I, as a rule, have good skin. I got a few spots on my forehead as a teenager, and that was it, I was very fortunate. Now as I type, I have a nasty itchy rash all along both sides of my chin, not unlike beardy snog burn. I haven’t got this from snogging, sadly. The rash extends down to my collarbone, over the left side of my ribs and then down both legs. Naked, I look par-boiled. My previously thick mop of curls is thinning at the temples. I’ve got a permanent frown line, and my jaw hurts from where I grind my teeth in my sleep.
I see my dermatologist regularly. She is very well respected in her field and so far her prodding and poking hasn’t produced a definitive reason for my spottiness. “Are you under any particular stress?” she said. “You know, more than the usual life stuff?” I heard myself saying “No, just the usual.” She continued with her prodding, muttering quietly to herself. “No wine” she said. “It’s the histamines, you don’t need those. And try to take things easy till I see you.” She packed me off with a warning not to dye my hair until this current battery of tests was over.
On the drive home I thought about stress. What is “just the usual” in my life at the moment? Well my hair is really, properly awful. I have long grey roots which I am desperate to dye, plus my baldy bits where it’s breaking of at the temples. This bothers me – I don’t look like me, I look like the driver of the school bus on SouthPark. Mr. Ginger says I’m a bit ratty too.
I kicked off my shoes and headed to my desk to attempt to tackle the huge stack on files dumped in the middle, all of which pertained to Little Ginger’s forthcoming EHCP tribunal. I’ve fought legal battles before, and won, usually on technicalities of process. Somehow this feels different. The LA’s draft EHCP was shambolic to the point of absurdity. It felt like I’d been spun round over and over and couldn’t see the start from the end. Unpicking it, line by line, and referencing each part of the law unpinning SEN has been exhausting. I resent terribly having to do this. We went through all of the plan with our SEN officer before the draft was issued and every single alteration was either resisted or ignored. It is like a study of how bad an EHCP can be and there’s a part of me that wonders if that is deliberate. Reports the LA have themselves referenced have then been ignored. Only one of the 8 needs outlined in section B has any provision in Section F. And all of Section F is linked to outcomes, not need. The document is nothing short of derisory. It is an insult to my intelligence, and worse, an insult to my son. I can take it on the chin, but he can’t.

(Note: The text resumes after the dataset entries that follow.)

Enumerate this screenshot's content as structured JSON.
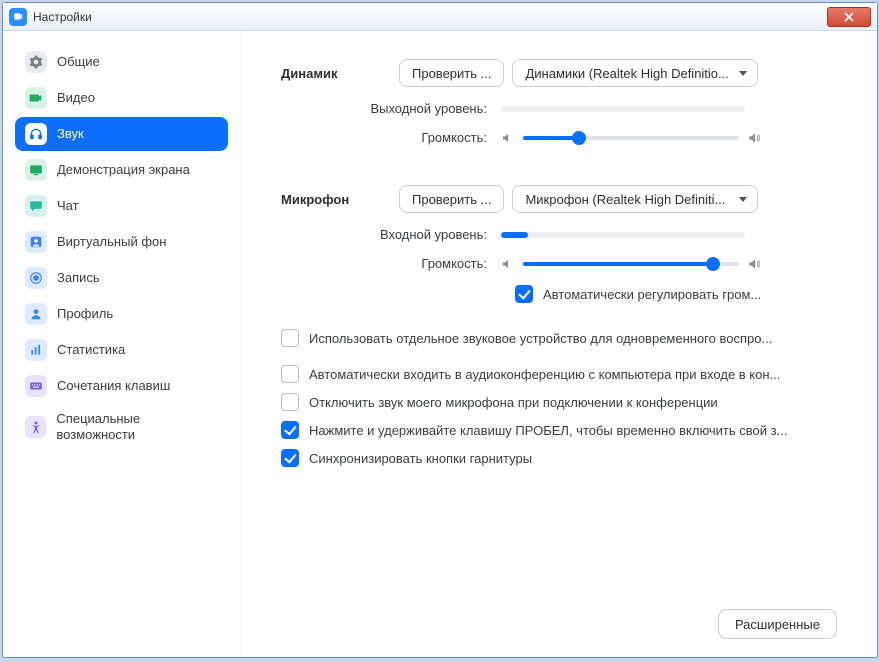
{
  "window": {
    "title": "Настройки"
  },
  "sidebar": {
    "items": [
      {
        "label": "Общие"
      },
      {
        "label": "Видео"
      },
      {
        "label": "Звук"
      },
      {
        "label": "Демонстрация экрана"
      },
      {
        "label": "Чат"
      },
      {
        "label": "Виртуальный фон"
      },
      {
        "label": "Запись"
      },
      {
        "label": "Профиль"
      },
      {
        "label": "Статистика"
      },
      {
        "label": "Сочетания клавиш"
      },
      {
        "label": "Специальные возможности"
      }
    ]
  },
  "speaker": {
    "label": "Динамик",
    "test_btn": "Проверить ...",
    "device": "Динамики (Realtek High Definitio...",
    "output_level_label": "Выходной уровень:",
    "volume_label": "Громкость:",
    "volume_pct": 26
  },
  "mic": {
    "label": "Микрофон",
    "test_btn": "Проверить ...",
    "device": "Микрофон (Realtek High Definiti...",
    "input_level_label": "Входной уровень:",
    "input_level_pct": 11,
    "volume_label": "Громкость:",
    "volume_pct": 88,
    "auto_adjust": {
      "checked": true,
      "label": "Автоматически регулировать гром..."
    }
  },
  "options": {
    "separate_device": {
      "checked": false,
      "label": "Использовать отдельное звуковое устройство для одновременного воспро..."
    },
    "auto_join_audio": {
      "checked": false,
      "label": "Автоматически входить в аудиоконференцию с компьютера при входе в кон..."
    },
    "mute_on_join": {
      "checked": false,
      "label": "Отключить звук моего микрофона при подключении к конференции"
    },
    "space_unmute": {
      "checked": true,
      "label": "Нажмите и удерживайте клавишу ПРОБЕЛ, чтобы временно включить свой з..."
    },
    "sync_headset": {
      "checked": true,
      "label": "Синхронизировать кнопки гарнитуры"
    }
  },
  "advanced_btn": "Расширенные"
}
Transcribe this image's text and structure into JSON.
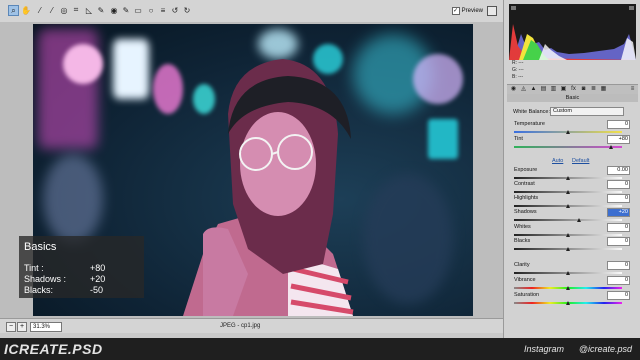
{
  "toolbar": {
    "tools": [
      "zoom-icon",
      "hand-icon",
      "white-balance-icon",
      "color-sampler-icon",
      "target-adjust-icon",
      "crop-icon",
      "straighten-icon",
      "spot-removal-icon",
      "red-eye-icon",
      "adjustment-brush-icon",
      "graduated-filter-icon",
      "radial-filter-icon",
      "preferences-icon",
      "rotate-left-icon",
      "rotate-right-icon"
    ],
    "preview_label": "Preview",
    "preview_checked": "✓"
  },
  "status": {
    "zoom": "31.3%",
    "filename": "JPEG - cp1.jpg"
  },
  "overlay": {
    "title": "Basics",
    "rows": [
      {
        "label": "Tint :",
        "value": "+80"
      },
      {
        "label": "Shadows :",
        "value": "+20"
      },
      {
        "label": "Blacks:",
        "value": "-50"
      }
    ]
  },
  "histogram": {
    "r": "R: ---",
    "g": "G: ---",
    "b": "B: ---"
  },
  "panel": {
    "section": "Basic",
    "white_balance_label": "White Balance:",
    "white_balance_value": "Custom",
    "auto": "Auto",
    "default": "Default",
    "sliders": [
      {
        "label": "Temperature",
        "value": "0",
        "pos": 0.5,
        "track": "temp"
      },
      {
        "label": "Tint",
        "value": "+80",
        "pos": 0.9,
        "track": "tint"
      },
      {
        "label": "Exposure",
        "value": "0.00",
        "pos": 0.5,
        "track": "gray"
      },
      {
        "label": "Contrast",
        "value": "0",
        "pos": 0.5,
        "track": "gray"
      },
      {
        "label": "Highlights",
        "value": "0",
        "pos": 0.5,
        "track": "gray"
      },
      {
        "label": "Shadows",
        "value": "+20",
        "pos": 0.6,
        "track": "gray",
        "selected": true
      },
      {
        "label": "Whites",
        "value": "0",
        "pos": 0.5,
        "track": "gray"
      },
      {
        "label": "Blacks",
        "value": "0",
        "pos": 0.5,
        "track": "gray"
      },
      {
        "label": "Clarity",
        "value": "0",
        "pos": 0.5,
        "track": "gray"
      },
      {
        "label": "Vibrance",
        "value": "0",
        "pos": 0.5,
        "track": "rainbow"
      },
      {
        "label": "Saturation",
        "value": "0",
        "pos": 0.5,
        "track": "rainbow"
      }
    ]
  },
  "branding": {
    "left": "ICREATE.PSD",
    "insta_label": "Instagram",
    "insta_handle": "@icreate.psd"
  },
  "colors": {
    "tint_track": "#2fb25a",
    "accent": "#3d6fd0"
  }
}
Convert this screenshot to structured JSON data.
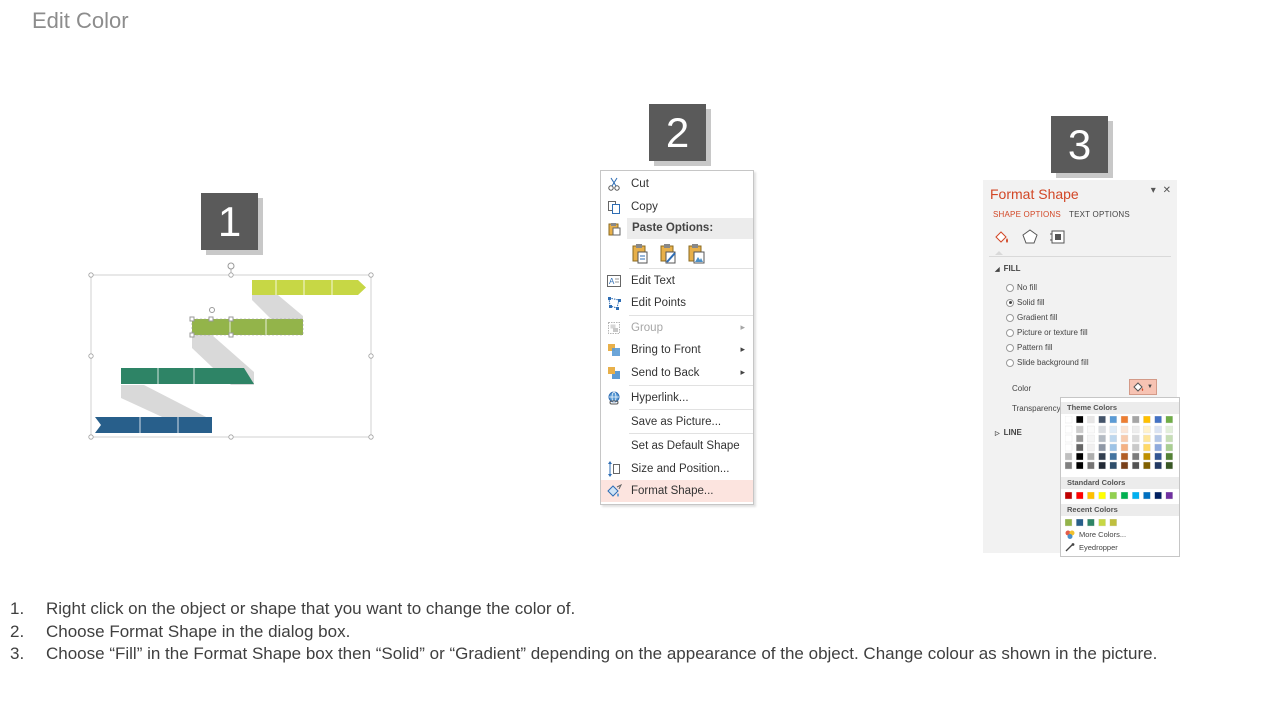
{
  "slide": {
    "title": "Edit Color"
  },
  "steps": {
    "badge1": "1",
    "badge2": "2",
    "badge3": "3"
  },
  "colors": {
    "title_gray": "#8c8c8c",
    "badge_bg": "#5a5a5a",
    "accent_orange": "#d24726",
    "stair_lime": "#c7d745",
    "stair_green": "#93b44a",
    "stair_teal": "#2e8466",
    "stair_blue": "#285f8b"
  },
  "context_menu": {
    "items": [
      {
        "label": "Cut",
        "icon": "scissors-icon"
      },
      {
        "label": "Copy",
        "icon": "copy-icon"
      },
      {
        "label": "Paste Options:",
        "icon": "clipboard-icon"
      },
      {
        "label": "Edit Text",
        "icon": "edit-text-icon"
      },
      {
        "label": "Edit Points",
        "icon": "edit-points-icon"
      },
      {
        "label": "Group",
        "icon": "group-icon",
        "disabled": true
      },
      {
        "label": "Bring to Front",
        "icon": "bring-to-front-icon"
      },
      {
        "label": "Send to Back",
        "icon": "send-to-back-icon"
      },
      {
        "label": "Hyperlink...",
        "icon": "hyperlink-icon"
      },
      {
        "label": "Save as Picture...",
        "icon": ""
      },
      {
        "label": "Set as Default Shape",
        "icon": ""
      },
      {
        "label": "Size and Position...",
        "icon": "size-position-icon"
      },
      {
        "label": "Format Shape...",
        "icon": "format-shape-icon",
        "highlighted": true
      }
    ]
  },
  "format_pane": {
    "title": "Format Shape",
    "tabs": [
      "SHAPE OPTIONS",
      "TEXT OPTIONS"
    ],
    "fill_section": "FILL",
    "fill_options": [
      {
        "label": "No fill",
        "checked": false
      },
      {
        "label": "Solid fill",
        "checked": true
      },
      {
        "label": "Gradient fill",
        "checked": false
      },
      {
        "label": "Picture or texture fill",
        "checked": false
      },
      {
        "label": "Pattern fill",
        "checked": false
      },
      {
        "label": "Slide background fill",
        "checked": false
      }
    ],
    "color_label": "Color",
    "transparency_label": "Transparency",
    "line_section": "LINE"
  },
  "palette": {
    "theme_colors_label": "Theme Colors",
    "standard_colors_label": "Standard Colors",
    "recent_colors_label": "Recent Colors",
    "more_colors": "More Colors...",
    "eyedropper": "Eyedropper",
    "theme_top": [
      "#ffffff",
      "#000000",
      "#e7e6e6",
      "#44546a",
      "#5b9bd5",
      "#ed7d31",
      "#a5a5a5",
      "#ffc000",
      "#4472c4",
      "#70ad47"
    ],
    "standard": [
      "#c00000",
      "#ff0000",
      "#ffc000",
      "#ffff00",
      "#92d050",
      "#00b050",
      "#00b0f0",
      "#0070c0",
      "#002060",
      "#7030a0"
    ],
    "recent": [
      "#93b44a",
      "#285f8b",
      "#2e8466",
      "#c7d745",
      "#bfbf3f"
    ]
  },
  "instructions": [
    {
      "num": "1.",
      "text": "Right click on the object or shape that you want to change the color of."
    },
    {
      "num": "2.",
      "text": "Choose Format Shape in the dialog box."
    },
    {
      "num": "3.",
      "text": "Choose “Fill” in the Format Shape box then “Solid” or “Gradient” depending on the appearance of the object. Change colour as shown in the picture."
    }
  ]
}
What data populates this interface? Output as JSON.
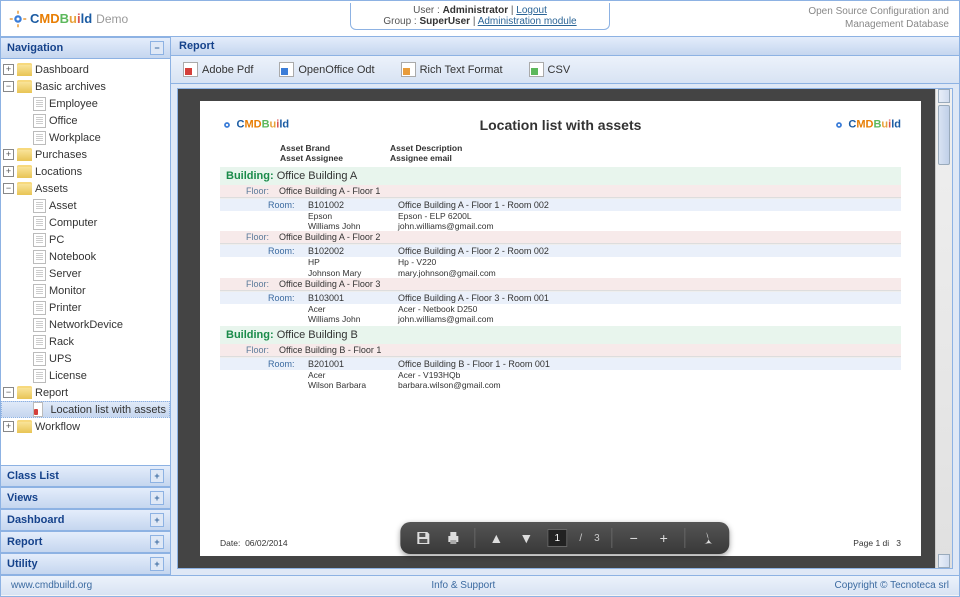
{
  "app": {
    "name_letters": [
      "C",
      "M",
      "D",
      "B",
      "u",
      "i",
      "l",
      "d"
    ],
    "demo_label": "Demo",
    "tagline1": "Open Source Configuration and",
    "tagline2": "Management Database"
  },
  "header": {
    "user_label": "User : ",
    "user_name": "Administrator",
    "logout": "Logout",
    "group_label": "Group : ",
    "group_name": "SuperUser",
    "admin_module": "Administration module"
  },
  "sidebar": {
    "title": "Navigation",
    "tree": [
      {
        "t": "folder",
        "ind": 0,
        "exp": "+",
        "label": "Dashboard"
      },
      {
        "t": "folder",
        "ind": 0,
        "exp": "−",
        "label": "Basic archives"
      },
      {
        "t": "leaf",
        "ind": 1,
        "label": "Employee"
      },
      {
        "t": "leaf",
        "ind": 1,
        "label": "Office"
      },
      {
        "t": "leaf",
        "ind": 1,
        "label": "Workplace"
      },
      {
        "t": "folder",
        "ind": 0,
        "exp": "+",
        "label": "Purchases"
      },
      {
        "t": "folder",
        "ind": 0,
        "exp": "+",
        "label": "Locations"
      },
      {
        "t": "folder",
        "ind": 0,
        "exp": "−",
        "label": "Assets"
      },
      {
        "t": "leaf",
        "ind": 1,
        "label": "Asset"
      },
      {
        "t": "leaf",
        "ind": 1,
        "label": "Computer"
      },
      {
        "t": "leaf",
        "ind": 1,
        "label": "PC"
      },
      {
        "t": "leaf",
        "ind": 1,
        "label": "Notebook"
      },
      {
        "t": "leaf",
        "ind": 1,
        "label": "Server"
      },
      {
        "t": "leaf",
        "ind": 1,
        "label": "Monitor"
      },
      {
        "t": "leaf",
        "ind": 1,
        "label": "Printer"
      },
      {
        "t": "leaf",
        "ind": 1,
        "label": "NetworkDevice"
      },
      {
        "t": "leaf",
        "ind": 1,
        "label": "Rack"
      },
      {
        "t": "leaf",
        "ind": 1,
        "label": "UPS"
      },
      {
        "t": "leaf",
        "ind": 1,
        "label": "License"
      },
      {
        "t": "folder",
        "ind": 0,
        "exp": "−",
        "label": "Report"
      },
      {
        "t": "pdf",
        "ind": 1,
        "label": "Location list with assets",
        "selected": true
      },
      {
        "t": "folder",
        "ind": 0,
        "exp": "+",
        "label": "Workflow"
      }
    ],
    "bottom_panels": [
      "Class List",
      "Views",
      "Dashboard",
      "Report",
      "Utility"
    ]
  },
  "content": {
    "title": "Report",
    "toolbar": [
      {
        "icon": "pdf",
        "label": "Adobe Pdf"
      },
      {
        "icon": "odt",
        "label": "OpenOffice Odt"
      },
      {
        "icon": "rtf",
        "label": "Rich Text Format"
      },
      {
        "icon": "csv",
        "label": "CSV"
      }
    ]
  },
  "report": {
    "title": "Location list with assets",
    "col_headers": {
      "brand": "Asset Brand",
      "desc": "Asset Description",
      "assignee": "Asset Assignee",
      "email": "Assignee email"
    },
    "buildings": [
      {
        "name": "Office Building A",
        "floors": [
          {
            "name": "Office Building A - Floor 1",
            "rooms": [
              {
                "code": "B101002",
                "desc": "Office Building A - Floor 1 - Room 002",
                "assets": [
                  {
                    "brand": "Epson",
                    "desc": "Epson - ELP 6200L"
                  },
                  {
                    "brand": "Williams John",
                    "desc": "john.williams@gmail.com"
                  }
                ]
              }
            ]
          },
          {
            "name": "Office Building A - Floor 2",
            "rooms": [
              {
                "code": "B102002",
                "desc": "Office Building A - Floor 2 - Room 002",
                "assets": [
                  {
                    "brand": "HP",
                    "desc": "Hp - V220"
                  },
                  {
                    "brand": "Johnson Mary",
                    "desc": "mary.johnson@gmail.com"
                  }
                ]
              }
            ]
          },
          {
            "name": "Office Building A - Floor 3",
            "rooms": [
              {
                "code": "B103001",
                "desc": "Office Building A - Floor 3 - Room 001",
                "assets": [
                  {
                    "brand": "Acer",
                    "desc": "Acer - Netbook D250"
                  },
                  {
                    "brand": "Williams John",
                    "desc": "john.williams@gmail.com"
                  }
                ]
              }
            ]
          }
        ]
      },
      {
        "name": "Office Building B",
        "floors": [
          {
            "name": "Office Building B - Floor 1",
            "rooms": [
              {
                "code": "B201001",
                "desc": "Office Building B - Floor 1 - Room 001",
                "assets": [
                  {
                    "brand": "Acer",
                    "desc": "Acer - V193HQb"
                  },
                  {
                    "brand": "Wilson Barbara",
                    "desc": "barbara.wilson@gmail.com"
                  }
                ]
              }
            ]
          }
        ]
      }
    ],
    "labels": {
      "building": "Building:",
      "floor": "Floor:",
      "room": "Room:",
      "date_label": "Date:",
      "date": "06/02/2014",
      "page_label": "Page 1 di",
      "total_pages": "3"
    }
  },
  "pdf_toolbar": {
    "page": "1",
    "sep": "/",
    "total": "3"
  },
  "footer": {
    "left": "www.cmdbuild.org",
    "center": "Info & Support",
    "right": "Copyright © Tecnoteca srl"
  }
}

All this is making me very poor company. SEN law is literally the only thing on my mind. The school we want for him is really only accessible if the LA agree. My panic centres on what if he doesn’t get in. And then what if he DOES get in, it’s such a lot of change for a little boy who doesn’t like change at the best of times. I’ve started what I now know to be called “magical thinking.” It’s indicative of mental strain apparently, I do it when there is literally nothing else I can control. “If this traffic light changes to green now, that means we’ll win the tribunal.” “If I see two magpies today that means two for joy and that means we’ll win the tribunal.” On it goes.
Whether we win at tribunal thankfully won’t be based on green lights and magpies, but sometimes that’s the lack of control I feel. I pour over his reports highlighting section after section, attempting to attach them to the correct need and provision. I email all his specialists to ask for updates, clarifications, specificity, and then deliberately don’t add up the fees they charge. I dig through case law (God love David Wolfe) so that I can quickly isolate the bits which support my arguments. And all this is so my beautiful boy can access what so many take for granted.
Those outside of this madness cannot believe it’s really that bad. That a system could be so broken and yet still appearing to function. That a Local Government department can be so opposed to helping the very children it was set up to assist. I would never have believed it of Britain. And there’s a part of me that thinks that a more outwardly corrupt country at least is open about every man having his price. This disfunction is covert, and the price we pay can’t be handled by greasing the palm of an official, perhaps mores the pity.